문제
로고는 주로 교육용에 쓰이는 프로그래밍 언어이다. 로고의 가장 큰 특징은 거북이 로봇인데, 사용자는 이 거북이 로봇을 움직이는 명령을 입력해 화면에 도형을 그릴 수 있다.
거북이는 위치와 각도로 표현할 수 있다. 거북이는 입에 연필을 물고 있는데, 연필을 내리면 움직일 때 화면에 선을 그리고, 올리면 선을 그리지 않고 그냥 지나가기만 한다.
제일 처음에 거북이는 (0,0)에 있고, 거북이가 보고 있는 방향은 y축이 증가하는 방향이다. 또한 연필은 내리고 있다.

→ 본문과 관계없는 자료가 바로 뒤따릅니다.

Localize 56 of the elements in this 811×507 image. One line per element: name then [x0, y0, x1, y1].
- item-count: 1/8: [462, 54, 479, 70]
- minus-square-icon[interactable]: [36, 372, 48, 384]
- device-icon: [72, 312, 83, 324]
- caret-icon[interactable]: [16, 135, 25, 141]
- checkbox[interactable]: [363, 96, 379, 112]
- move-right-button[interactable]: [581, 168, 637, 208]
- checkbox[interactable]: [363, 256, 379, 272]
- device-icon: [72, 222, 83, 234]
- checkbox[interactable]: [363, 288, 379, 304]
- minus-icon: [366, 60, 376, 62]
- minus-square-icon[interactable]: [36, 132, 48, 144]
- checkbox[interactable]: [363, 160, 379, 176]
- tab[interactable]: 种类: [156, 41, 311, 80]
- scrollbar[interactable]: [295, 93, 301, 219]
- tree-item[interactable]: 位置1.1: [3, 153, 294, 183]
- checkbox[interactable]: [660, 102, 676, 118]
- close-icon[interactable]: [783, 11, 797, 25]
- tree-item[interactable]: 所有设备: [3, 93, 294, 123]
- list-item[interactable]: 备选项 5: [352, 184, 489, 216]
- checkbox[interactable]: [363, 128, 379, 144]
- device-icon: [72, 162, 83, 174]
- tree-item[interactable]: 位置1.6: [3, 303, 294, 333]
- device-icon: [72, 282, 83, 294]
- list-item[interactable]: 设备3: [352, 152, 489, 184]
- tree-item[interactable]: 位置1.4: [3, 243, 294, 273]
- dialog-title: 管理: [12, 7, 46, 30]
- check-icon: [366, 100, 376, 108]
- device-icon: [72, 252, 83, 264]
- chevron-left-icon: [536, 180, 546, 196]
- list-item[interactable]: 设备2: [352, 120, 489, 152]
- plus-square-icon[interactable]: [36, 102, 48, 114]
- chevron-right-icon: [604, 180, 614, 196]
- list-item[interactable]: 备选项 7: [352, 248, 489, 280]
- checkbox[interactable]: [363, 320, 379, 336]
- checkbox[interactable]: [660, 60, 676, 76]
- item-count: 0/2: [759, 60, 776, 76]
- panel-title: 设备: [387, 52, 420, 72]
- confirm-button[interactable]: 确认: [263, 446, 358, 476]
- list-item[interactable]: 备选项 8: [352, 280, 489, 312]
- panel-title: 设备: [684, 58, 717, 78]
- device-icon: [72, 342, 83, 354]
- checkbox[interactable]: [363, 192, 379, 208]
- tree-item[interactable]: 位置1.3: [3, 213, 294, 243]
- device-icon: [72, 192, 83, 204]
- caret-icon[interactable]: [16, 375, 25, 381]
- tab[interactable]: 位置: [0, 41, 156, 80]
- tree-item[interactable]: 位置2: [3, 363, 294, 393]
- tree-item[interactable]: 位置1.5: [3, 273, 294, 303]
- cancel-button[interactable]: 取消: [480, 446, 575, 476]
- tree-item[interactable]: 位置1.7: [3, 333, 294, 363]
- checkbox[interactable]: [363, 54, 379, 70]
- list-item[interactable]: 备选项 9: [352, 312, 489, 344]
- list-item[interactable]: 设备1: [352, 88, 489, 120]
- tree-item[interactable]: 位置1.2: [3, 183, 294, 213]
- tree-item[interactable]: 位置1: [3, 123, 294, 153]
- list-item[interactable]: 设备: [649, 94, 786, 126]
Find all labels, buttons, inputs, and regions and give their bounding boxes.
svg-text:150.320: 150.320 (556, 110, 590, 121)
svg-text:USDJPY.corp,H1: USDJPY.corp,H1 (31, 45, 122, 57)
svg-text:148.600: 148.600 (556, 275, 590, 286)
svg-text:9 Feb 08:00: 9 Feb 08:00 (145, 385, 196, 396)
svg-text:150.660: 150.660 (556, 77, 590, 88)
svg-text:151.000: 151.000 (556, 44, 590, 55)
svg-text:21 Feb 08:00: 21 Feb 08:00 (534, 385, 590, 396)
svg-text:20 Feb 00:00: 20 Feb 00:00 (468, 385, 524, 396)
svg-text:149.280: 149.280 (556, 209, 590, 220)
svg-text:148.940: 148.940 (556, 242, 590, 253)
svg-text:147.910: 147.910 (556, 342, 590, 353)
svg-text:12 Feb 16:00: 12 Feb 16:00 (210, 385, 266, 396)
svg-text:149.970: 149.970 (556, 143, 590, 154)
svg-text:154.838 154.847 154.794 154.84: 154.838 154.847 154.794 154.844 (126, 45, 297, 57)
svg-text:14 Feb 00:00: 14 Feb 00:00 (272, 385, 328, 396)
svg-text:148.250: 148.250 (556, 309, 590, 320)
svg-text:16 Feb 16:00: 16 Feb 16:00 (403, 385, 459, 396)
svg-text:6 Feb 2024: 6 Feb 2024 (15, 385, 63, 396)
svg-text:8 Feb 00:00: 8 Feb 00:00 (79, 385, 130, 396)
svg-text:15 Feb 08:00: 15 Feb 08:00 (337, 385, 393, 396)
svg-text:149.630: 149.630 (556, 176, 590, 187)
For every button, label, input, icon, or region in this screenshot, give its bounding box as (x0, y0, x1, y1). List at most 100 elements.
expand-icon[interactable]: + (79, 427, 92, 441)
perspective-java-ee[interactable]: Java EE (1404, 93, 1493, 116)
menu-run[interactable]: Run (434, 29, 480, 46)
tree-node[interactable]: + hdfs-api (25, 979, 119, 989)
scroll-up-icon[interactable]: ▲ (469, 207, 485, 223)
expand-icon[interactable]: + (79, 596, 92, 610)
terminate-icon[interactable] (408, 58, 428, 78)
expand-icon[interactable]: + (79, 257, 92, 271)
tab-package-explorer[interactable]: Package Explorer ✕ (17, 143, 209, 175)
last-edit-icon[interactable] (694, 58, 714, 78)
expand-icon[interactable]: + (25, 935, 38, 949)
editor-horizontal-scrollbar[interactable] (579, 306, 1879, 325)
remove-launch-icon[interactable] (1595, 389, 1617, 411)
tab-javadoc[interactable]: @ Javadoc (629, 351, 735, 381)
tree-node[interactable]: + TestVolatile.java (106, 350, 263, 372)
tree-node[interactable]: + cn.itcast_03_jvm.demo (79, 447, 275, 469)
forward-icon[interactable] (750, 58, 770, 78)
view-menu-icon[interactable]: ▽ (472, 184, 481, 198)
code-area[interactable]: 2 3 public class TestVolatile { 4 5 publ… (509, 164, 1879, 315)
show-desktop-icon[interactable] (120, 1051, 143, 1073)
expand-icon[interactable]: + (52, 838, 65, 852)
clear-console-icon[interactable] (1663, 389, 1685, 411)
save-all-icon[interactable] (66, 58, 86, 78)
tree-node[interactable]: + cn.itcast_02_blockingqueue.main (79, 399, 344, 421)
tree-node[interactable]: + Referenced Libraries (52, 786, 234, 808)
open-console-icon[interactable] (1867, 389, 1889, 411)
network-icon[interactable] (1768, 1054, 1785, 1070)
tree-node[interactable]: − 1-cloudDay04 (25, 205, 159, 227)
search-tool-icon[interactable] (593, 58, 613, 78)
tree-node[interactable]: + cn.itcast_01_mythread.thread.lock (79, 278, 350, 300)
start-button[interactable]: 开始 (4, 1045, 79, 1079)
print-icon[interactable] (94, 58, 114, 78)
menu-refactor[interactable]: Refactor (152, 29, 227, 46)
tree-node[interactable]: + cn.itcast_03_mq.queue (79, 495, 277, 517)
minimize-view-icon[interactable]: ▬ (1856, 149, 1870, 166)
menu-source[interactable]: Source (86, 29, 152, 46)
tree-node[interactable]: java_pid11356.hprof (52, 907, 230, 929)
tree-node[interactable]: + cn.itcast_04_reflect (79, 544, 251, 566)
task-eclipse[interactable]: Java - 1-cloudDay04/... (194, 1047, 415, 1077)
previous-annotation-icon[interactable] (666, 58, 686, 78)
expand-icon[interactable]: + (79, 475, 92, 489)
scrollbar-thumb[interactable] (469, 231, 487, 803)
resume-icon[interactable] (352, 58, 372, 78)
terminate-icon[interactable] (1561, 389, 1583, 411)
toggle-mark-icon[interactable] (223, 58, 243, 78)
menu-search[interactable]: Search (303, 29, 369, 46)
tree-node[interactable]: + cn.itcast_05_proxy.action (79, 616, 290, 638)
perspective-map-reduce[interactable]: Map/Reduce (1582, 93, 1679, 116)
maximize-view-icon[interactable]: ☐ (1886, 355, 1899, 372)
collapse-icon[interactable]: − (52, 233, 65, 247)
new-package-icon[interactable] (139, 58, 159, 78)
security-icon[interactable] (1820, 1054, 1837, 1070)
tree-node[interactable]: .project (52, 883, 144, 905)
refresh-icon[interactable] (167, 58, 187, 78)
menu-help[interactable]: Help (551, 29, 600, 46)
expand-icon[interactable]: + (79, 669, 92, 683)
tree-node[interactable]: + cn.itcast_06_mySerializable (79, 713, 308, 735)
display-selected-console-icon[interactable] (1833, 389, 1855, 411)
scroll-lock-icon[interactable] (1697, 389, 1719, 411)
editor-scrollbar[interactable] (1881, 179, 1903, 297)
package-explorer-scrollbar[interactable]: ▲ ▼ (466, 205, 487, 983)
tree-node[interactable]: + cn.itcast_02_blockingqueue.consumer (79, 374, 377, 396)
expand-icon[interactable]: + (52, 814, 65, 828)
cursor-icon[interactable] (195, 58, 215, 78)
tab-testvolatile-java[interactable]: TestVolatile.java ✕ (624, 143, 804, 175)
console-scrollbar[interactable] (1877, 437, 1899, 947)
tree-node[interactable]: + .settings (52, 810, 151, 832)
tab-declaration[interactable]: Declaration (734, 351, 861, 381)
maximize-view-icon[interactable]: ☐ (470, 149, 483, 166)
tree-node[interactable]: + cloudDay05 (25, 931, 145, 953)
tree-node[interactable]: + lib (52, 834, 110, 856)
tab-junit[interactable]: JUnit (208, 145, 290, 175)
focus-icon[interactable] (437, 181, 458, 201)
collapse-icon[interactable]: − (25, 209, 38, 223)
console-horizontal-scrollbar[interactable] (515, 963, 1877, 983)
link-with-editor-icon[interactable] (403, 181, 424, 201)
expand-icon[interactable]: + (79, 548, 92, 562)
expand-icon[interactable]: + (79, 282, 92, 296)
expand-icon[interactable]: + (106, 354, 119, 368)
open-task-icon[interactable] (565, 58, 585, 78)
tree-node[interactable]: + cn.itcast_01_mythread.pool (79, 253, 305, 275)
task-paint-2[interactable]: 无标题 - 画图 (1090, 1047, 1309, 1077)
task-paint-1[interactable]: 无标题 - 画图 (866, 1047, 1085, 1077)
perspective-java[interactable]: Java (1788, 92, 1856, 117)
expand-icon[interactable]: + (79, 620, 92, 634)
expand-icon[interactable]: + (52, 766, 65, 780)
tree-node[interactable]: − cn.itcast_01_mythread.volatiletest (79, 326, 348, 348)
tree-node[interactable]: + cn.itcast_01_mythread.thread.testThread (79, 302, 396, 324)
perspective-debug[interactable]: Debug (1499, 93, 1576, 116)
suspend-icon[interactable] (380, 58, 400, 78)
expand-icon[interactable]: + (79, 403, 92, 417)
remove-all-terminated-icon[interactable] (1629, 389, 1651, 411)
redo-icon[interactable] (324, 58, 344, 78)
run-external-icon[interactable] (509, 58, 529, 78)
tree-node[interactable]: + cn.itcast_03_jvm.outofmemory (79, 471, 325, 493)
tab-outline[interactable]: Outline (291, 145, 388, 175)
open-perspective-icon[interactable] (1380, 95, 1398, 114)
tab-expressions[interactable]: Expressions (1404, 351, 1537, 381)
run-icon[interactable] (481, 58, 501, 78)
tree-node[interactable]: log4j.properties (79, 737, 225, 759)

사용자는 다음과 같은 다섯가지 명령으로 거북이를 조정할 수 있다.
- FD x: 거북이를 x만큼 앞으로 전진
- LT a: 거북이를 반시계 방향으로 a도 만큼 회전
- RT a: 거북이를 시계 방향으로 a도 만큼 회전
- PU: 연필을 올린다
- PD: 연필을 내린다.
축에 평행한 직사각형 N개가 주어졌을 때, 이 직사각형을 그리는데 필요한 PU 명령의 최솟값을 구하는 프로그램을 작성하시오.
거북이는 같은 선을 여러 번 그릴 수 있지만, 문제에 주어진 직사각형 N개를 제외한 어떤 것도 그릴 수 없다. 거북이의 크기는 아주 작아서 좌표 평면의 한 점이라고 생각하면 된다. 직사각형의 변은 축에 평행하다.
출력
N개의 직사각형을 그리는 필요한 PU명령의 최솟값을 출력한다.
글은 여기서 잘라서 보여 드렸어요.